EDUCATION
Contest teaches teens about economy,
stock market
Spencer Weiner / Los Angeles Times
Saumil Maheshvari, left, and Stacy Suh, of Troy High in Fullerton, give an oral presentation for
the Capital Markets Contest. Their team was one of seven finalists.
A Goleta student turns a fictional $100,000 into $1.5 million, then loses most of it. A
Bakersfield team tackles the economy and wins first place. The Capital Markets
Contest is a forum for growth.
By Nathan Olivarez-Giles
May 28, 2009
Charles Clow has some advice for the Obama administration on how to get the U.S. out
of the recession.
"The wheels here need to be greased," Clow said. "People have to want to spend money
again and that's our problem -- they don't want to spend money. We need to increase
government spending and cut income taxes and payroll taxes and get money flowing."

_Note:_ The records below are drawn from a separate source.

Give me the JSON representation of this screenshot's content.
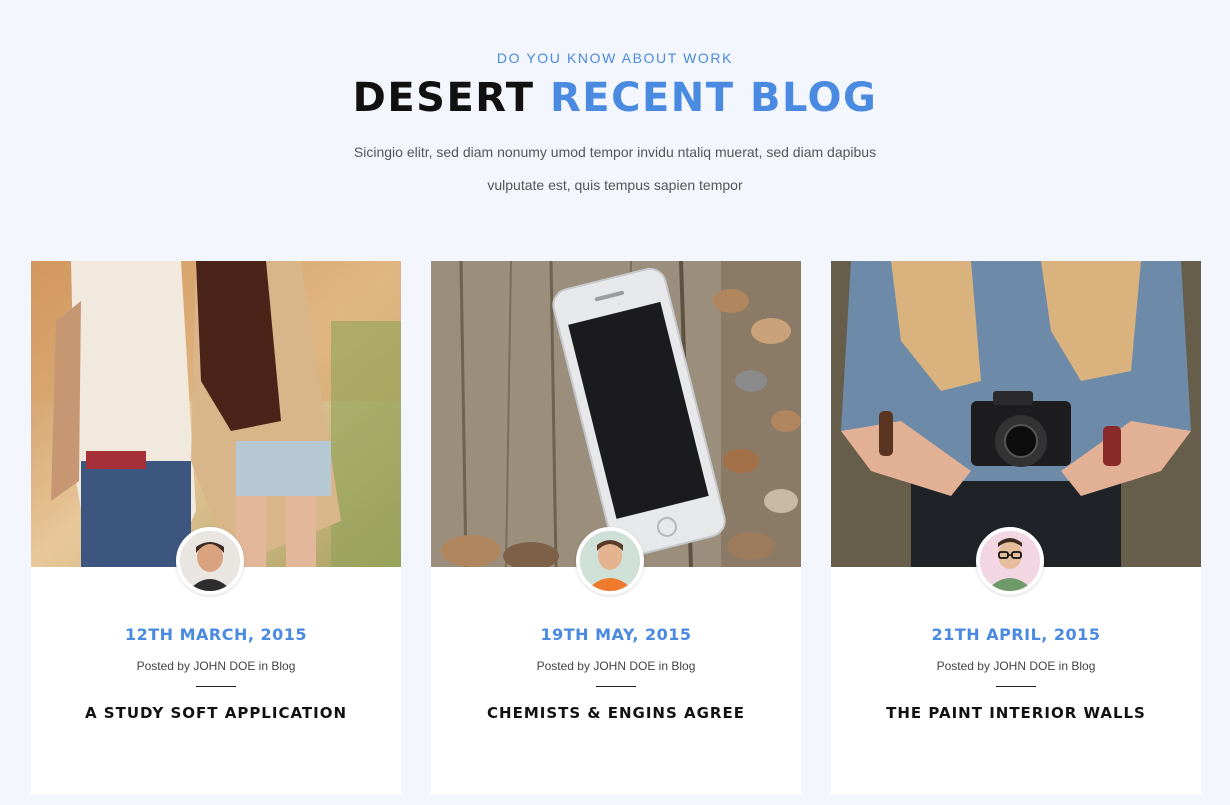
{
  "header": {
    "eyebrow": "DO YOU KNOW ABOUT WORK",
    "title_main": "DESERT",
    "title_accent": "RECENT BLOG",
    "subtitle_line1": "Sicingio elitr, sed diam nonumy umod tempor invidu ntaliq muerat, sed diam dapibus",
    "subtitle_line2": "vulputate est, quis tempus sapien tempor"
  },
  "colors": {
    "accent": "#4a8ae0",
    "background": "#f3f6fd",
    "card": "#ffffff",
    "text": "#111111"
  },
  "posts": [
    {
      "date": "12TH MARCH, 2015",
      "posted_prefix": "Posted by",
      "author": "JOHN DOE",
      "in_word": "in",
      "category": "Blog",
      "title": "A STUDY SOFT APPLICATION",
      "image": "couple-photo",
      "avatar": "man-avatar"
    },
    {
      "date": "19TH MAY, 2015",
      "posted_prefix": "Posted by",
      "author": "JOHN DOE",
      "in_word": "in",
      "category": "Blog",
      "title": "CHEMISTS & ENGINS AGREE",
      "image": "smartphone-photo",
      "avatar": "child-avatar"
    },
    {
      "date": "21TH APRIL, 2015",
      "posted_prefix": "Posted by",
      "author": "JOHN DOE",
      "in_word": "in",
      "category": "Blog",
      "title": "THE PAINT INTERIOR WALLS",
      "image": "camera-photo",
      "avatar": "glasses-man-avatar"
    }
  ]
}
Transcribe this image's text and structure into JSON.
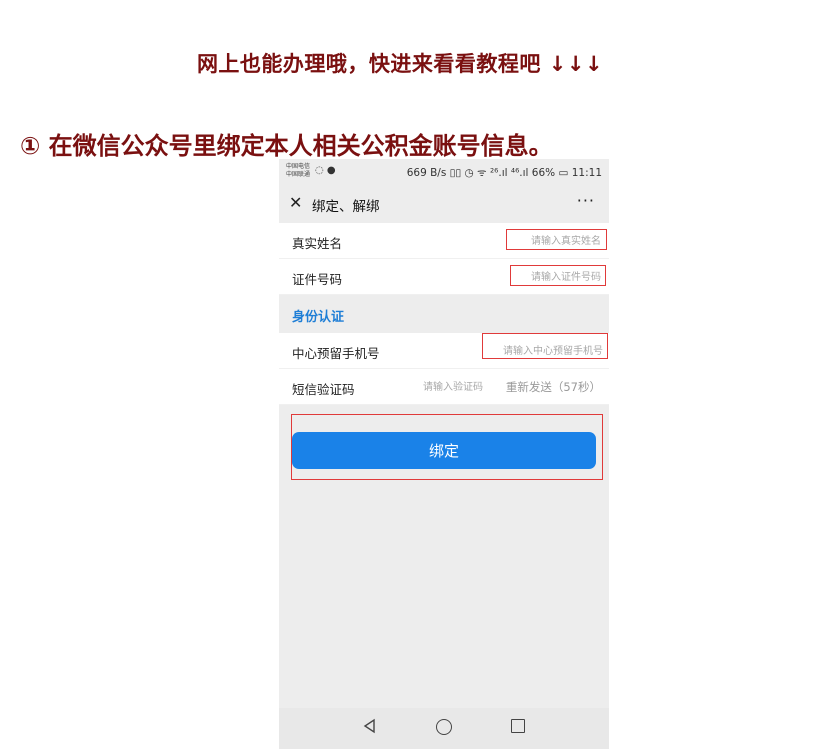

On Wednesday, Clow and three of his colleagues won $500 each and an all-expenses-
paid trip to New York to visit the New York Stock Exchange, the Nasdaq exchange and
the Federal Reserve Bank of New York for their analysis on how the global economic
crisis began and what can be done about it.
But Clow, 18, and his friends Kenyon Christensen, 18, Laurie Shafer, 17, and Joshua
Novins, 18, aren't financial experts.
They're high school students. And the four of them, from Centennial High School in
Bakersfield, graduate today.
Together, they took first place in the Capital Markets Contest held at the Federal
Reserve's Los Angeles office and organized by the California Council on Economic
Education and the CFA Society of Los Angeles.
"The difficult part of getting us out of this is we need to tell people that the reason we got
into the recession is because they were spending money they didn't have and because
they were greedy, while still telling them that we need them to start spending again,"
Clow said after his team's victory over six Southern California high schools.